Does that seem like hypocrisy to anyone else, or is it just me?

And the biggest problem, sadly, isn’t just the blatant hypocrisy. It’s the fact that I’ve been using terms like ‘trample’ and ‘beat’ and I’m not just being overly-dramatic. People genuinely do fight to the death over these Christmas gifts. When the doors open, there are shoppers and store workers who get trampled by a crush of eager bargain hunters. It has become something of an accepted norm. People just shrug and say, “It happens.”

That’s disgusting.

It’s disgusting that we can keep condoning something that causes people to turn into stampeding wildebeest, crushing everything and everyone in their path. It’s disgusting that we can turn a blind eye when a woman pepper sprays a crowd that included children just to get her hands on an Xbox. It’s disgusting that there are people shooting each other over parking spaces. And it’s absolutely revolting that people don’t stop to help, that when emergency services show up the shoppers continue to fight for their presents and impede these people trying to save lives.

Did you know that one Black Friday rush back in 2008, in one Wal-Mart in Long Island, that not only was one worker trampled to death and several more injured when customers broke down the doors early to get in, but they also jostled one eight-month pregnant woman so badly that they caused a miscarriage?

How do we continue to allow these things to happen? Are we that greedy that we feel the few dollars saved on a present are worth people’s lives? Has human kind really sunk so low?
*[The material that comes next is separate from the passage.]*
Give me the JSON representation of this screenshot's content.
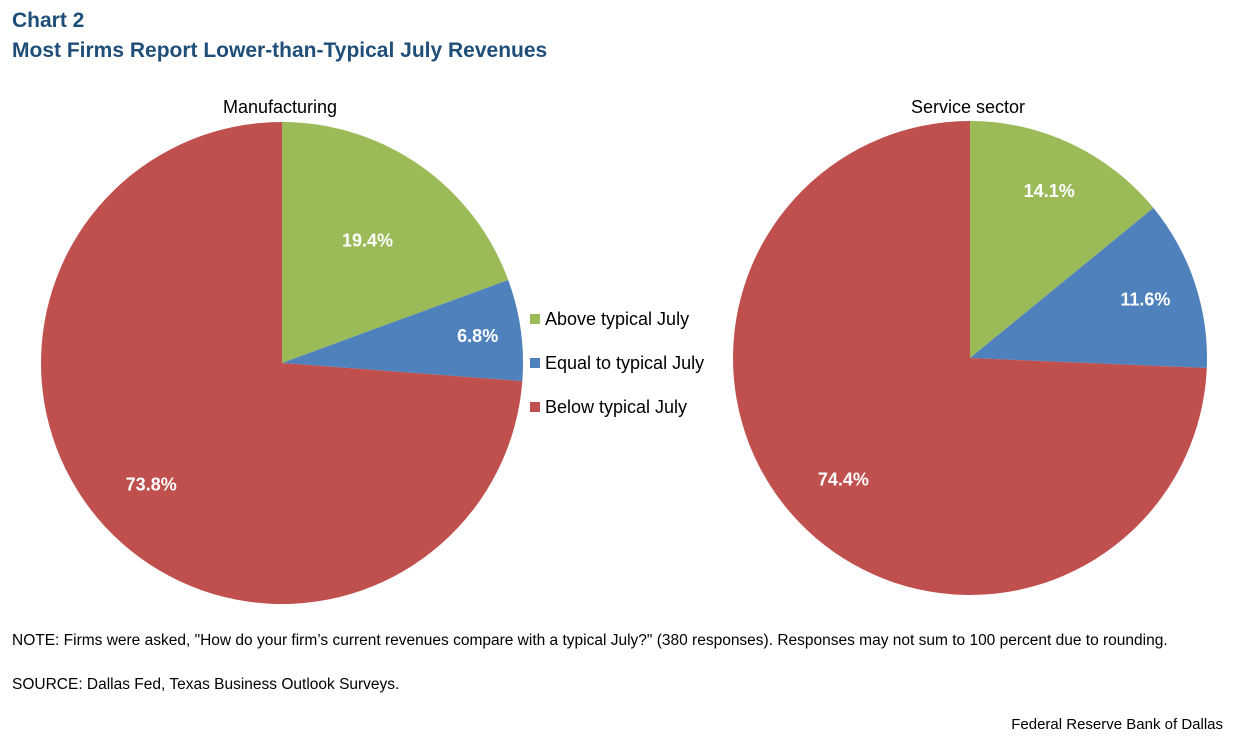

I am feeling particularly anti-Black Friday this year because of a new thing that’s becoming widespread and common. A majority of stores are opening, not at midnight on Friday morning like usual, but on Thursday evening. That’s right, they are actually opening up Thanksgiving night.

While we’re supposed to be home, visiting with family, indulging in turkey and wine, and enjoying all the wonderful things we have been given, there will be millions of Americans this year out fighting in the cold to save a few bucks on toys and clothes. Not only that, but this means that stores will be staying open, forcing millions of employees to work among these deadly crowds while they should be home with their families.

So much for the spirit of the season, huh?